Dans ce document, du reste authentifié par Jeune Afrique, le diplomate congolais se perd en conjectures en faisant part au gouvernement zambien que la présence de Katumbi sur son sol est « susceptible de remettre en cause la paix, la stabilité et le bien-être du peuple congolais ». A quoi fait-il allusion ? Seul l’ambassadeur de la RDC en poste en Zambie en sait quelque chose. Mais, on comprend qu’indirectement, il accuse la Zambie de servir de base arrière à un plan de déstabilisation du territoire congolais. Ce qui, en matière diplomatique, pourrait être lourd de conséquences dans les rapports pourtant stables qui lient les deux voisins.

Pire, le diplomate congolais va plus loin en exigeant de la Zambie de lui fournir des explications sur « les motifs qui ont conduit à [son] arrivée de Moïse Katumbi » dans le pays. Encore un écart qui n’honore pas la diplomatie congolaise.

L’arroseur arrosé

Sans surprise, la réaction de Lusaka s’est faite dans des termes ne prêtant à aucune confusion. En clair, le gouvernement zambien a administré une belle leçon de diplomatie aux officiels congolais. « Rien ne nous interdit de délivrer de visa à un opposant étranger, fût-il poursuivi dans son pays, dès lors que sa culpabilité n’est pas établie », a déclaré à Jeune Afrique une source diplomatique zambienne.

C’est donc en « homme libre », jouissant pleinement de ses droits que Moïse Katumbi a été autorisé à séjourner dernièrement en Zambie. Que Kinshasa proteste, on voit mal en quoi la Zambie pouvait se plier à une décision de justice rendue sur le sol congolais qui n’a pas d’effet d’extraterritorialité bien au-delà des frontières de la RDC. Kinshasa a manqué de perspicacité en la matière.
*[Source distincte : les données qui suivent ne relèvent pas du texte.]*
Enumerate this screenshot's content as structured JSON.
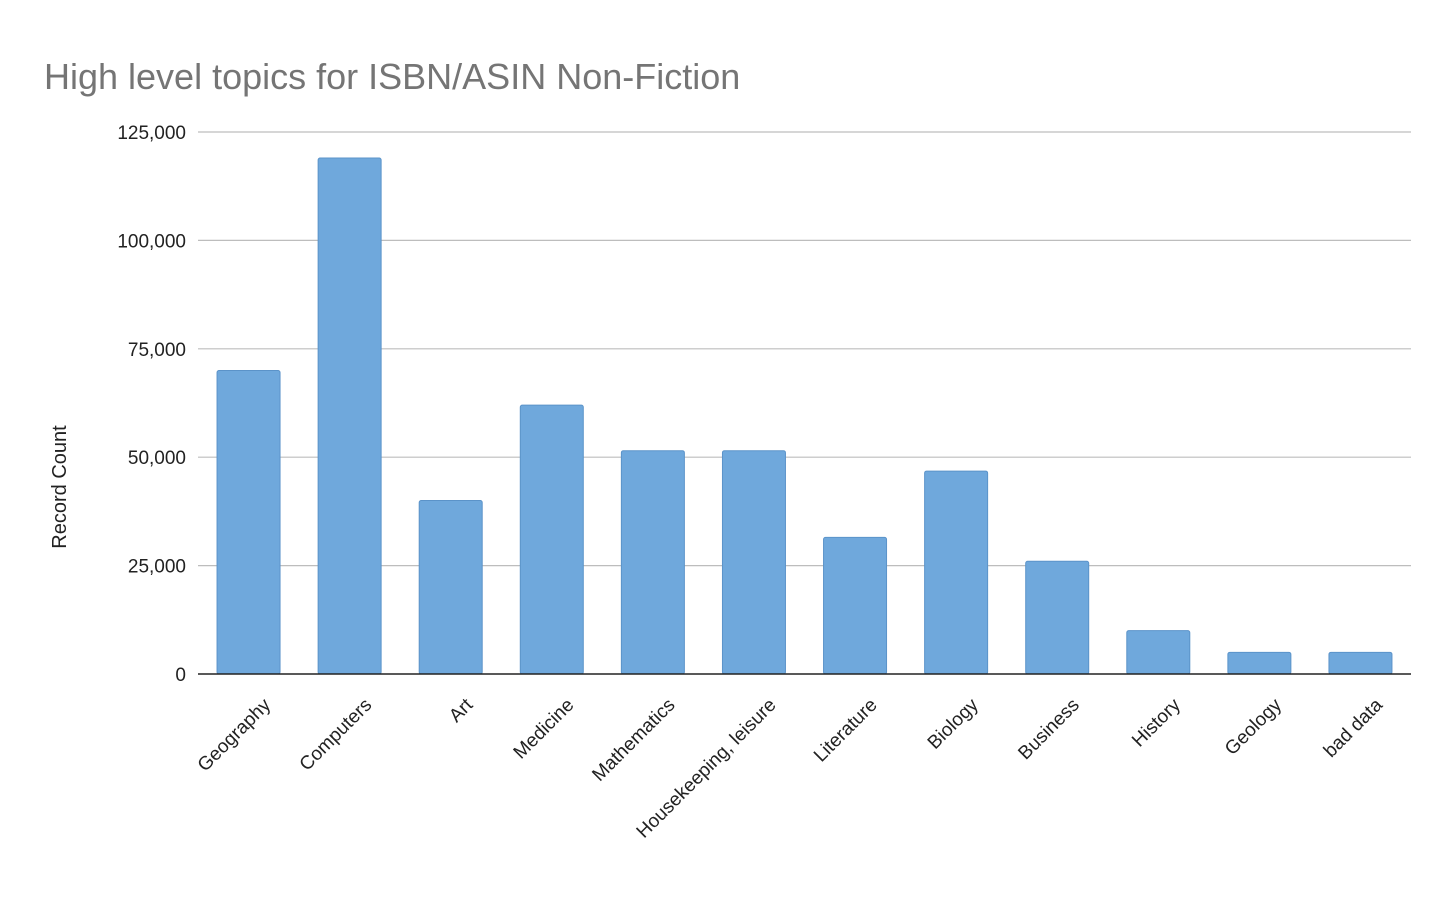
{
  "chart_data": {
    "type": "bar",
    "title": "High level topics for ISBN/ASIN Non-Fiction",
    "xlabel": "",
    "ylabel": "Record Count",
    "categories": [
      "Geography",
      "Computers",
      "Art",
      "Medicine",
      "Mathematics",
      "Housekeeping, leisure",
      "Literature",
      "Biology",
      "Business",
      "History",
      "Geology",
      "bad data"
    ],
    "values": [
      70000,
      119000,
      40000,
      62000,
      51500,
      51500,
      31500,
      46800,
      26000,
      10000,
      5000,
      5000
    ],
    "ylim": [
      0,
      125000
    ],
    "yticks": [
      0,
      25000,
      50000,
      75000,
      100000,
      125000
    ],
    "ytick_labels": [
      "0",
      "25,000",
      "50,000",
      "75,000",
      "100,000",
      "125,000"
    ],
    "grid": true,
    "legend": "none",
    "bar_color": "#6fa8dc",
    "bar_stroke": "#5b93c9",
    "grid_color": "#bdbdbd",
    "axis_color": "#222222"
  }
}
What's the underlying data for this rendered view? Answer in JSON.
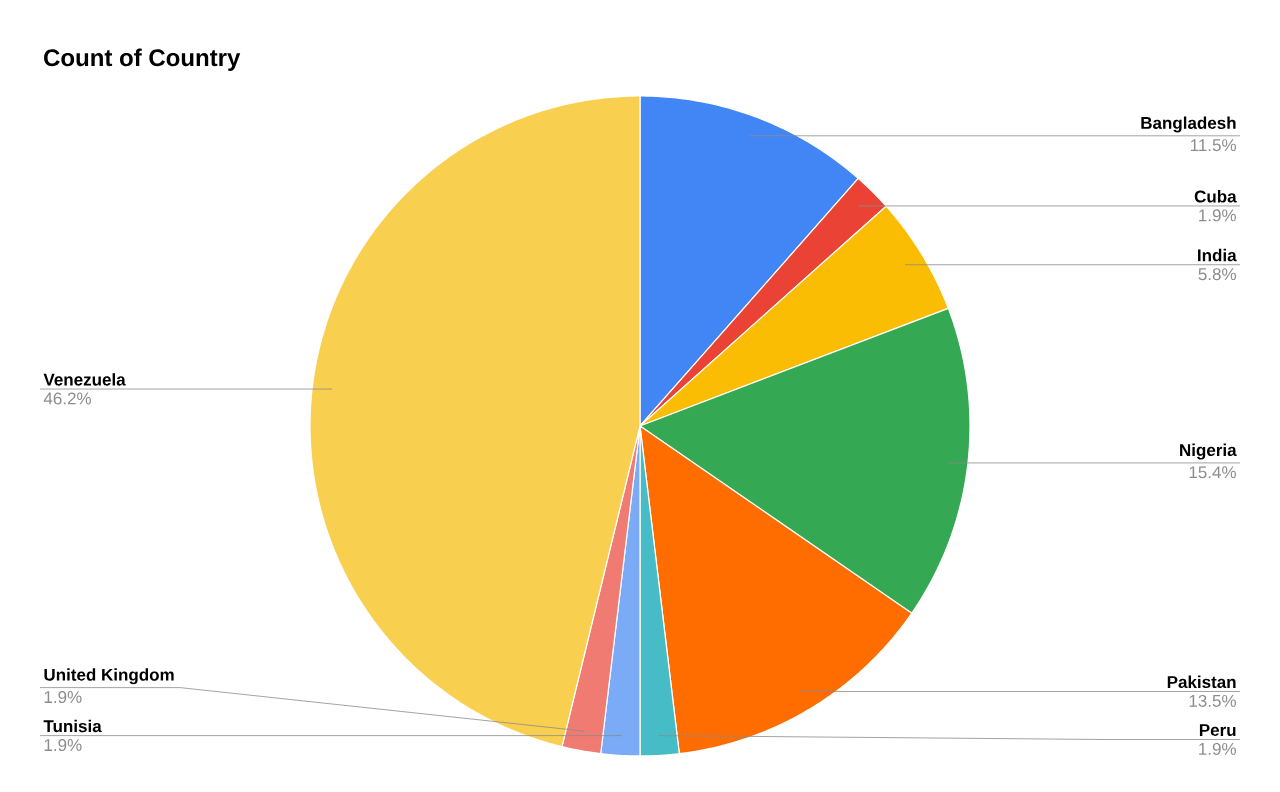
{
  "chart_data": {
    "type": "pie",
    "title": "Count of Country",
    "categories": [
      "Bangladesh",
      "Cuba",
      "India",
      "Nigeria",
      "Pakistan",
      "Peru",
      "Tunisia",
      "United Kingdom",
      "Venezuela"
    ],
    "values": [
      11.5,
      1.9,
      5.8,
      15.4,
      13.5,
      1.9,
      1.9,
      1.9,
      46.2
    ],
    "value_labels": [
      "11.5%",
      "1.9%",
      "5.8%",
      "15.4%",
      "13.5%",
      "1.9%",
      "1.9%",
      "1.9%",
      "46.2%"
    ],
    "colors": [
      "#4285f4",
      "#ea4335",
      "#fbbc04",
      "#34a853",
      "#ff6d01",
      "#46bdc6",
      "#7baaf7",
      "#f07b72",
      "#f9cf4f"
    ]
  }
}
C’est le moins que l’on puisse dire. Il a étalé au grand jour ses faiblesses sur le plan diplomatique. Ce qui est normal lorsqu’au ministère des Affaires étrangères, l’on fait appel aux personnes moins aguerries pour représenter la RDC à l’étranger. Avec cette correspondance, c’est tout le pays qui est couvert de honte. C’est une souillure qui ne va pas s’effacer de sitôt.

Le chien aboie, la caravane passe

Dans l’entourage de Moïse Katumbi, on ne s’en émeut pas outre mesure. Le chien aboie, la caravane passe, dirait-on. Comme promis, Katumbi est bien décidé de continuer sa tournée dans la région pour porter haut la cause de la RDC. Après l’Occident où il est parvenu à mobiliser tous les partenaires extérieurs, c’est en Afrique que Katumbi entreprend son grand plaidoyer. Ce qui donne plus d’insomnie aux autorités de Kinshasa, au point de l’amener à une bourde diplomatique vis-à-vis d’un pays tiers.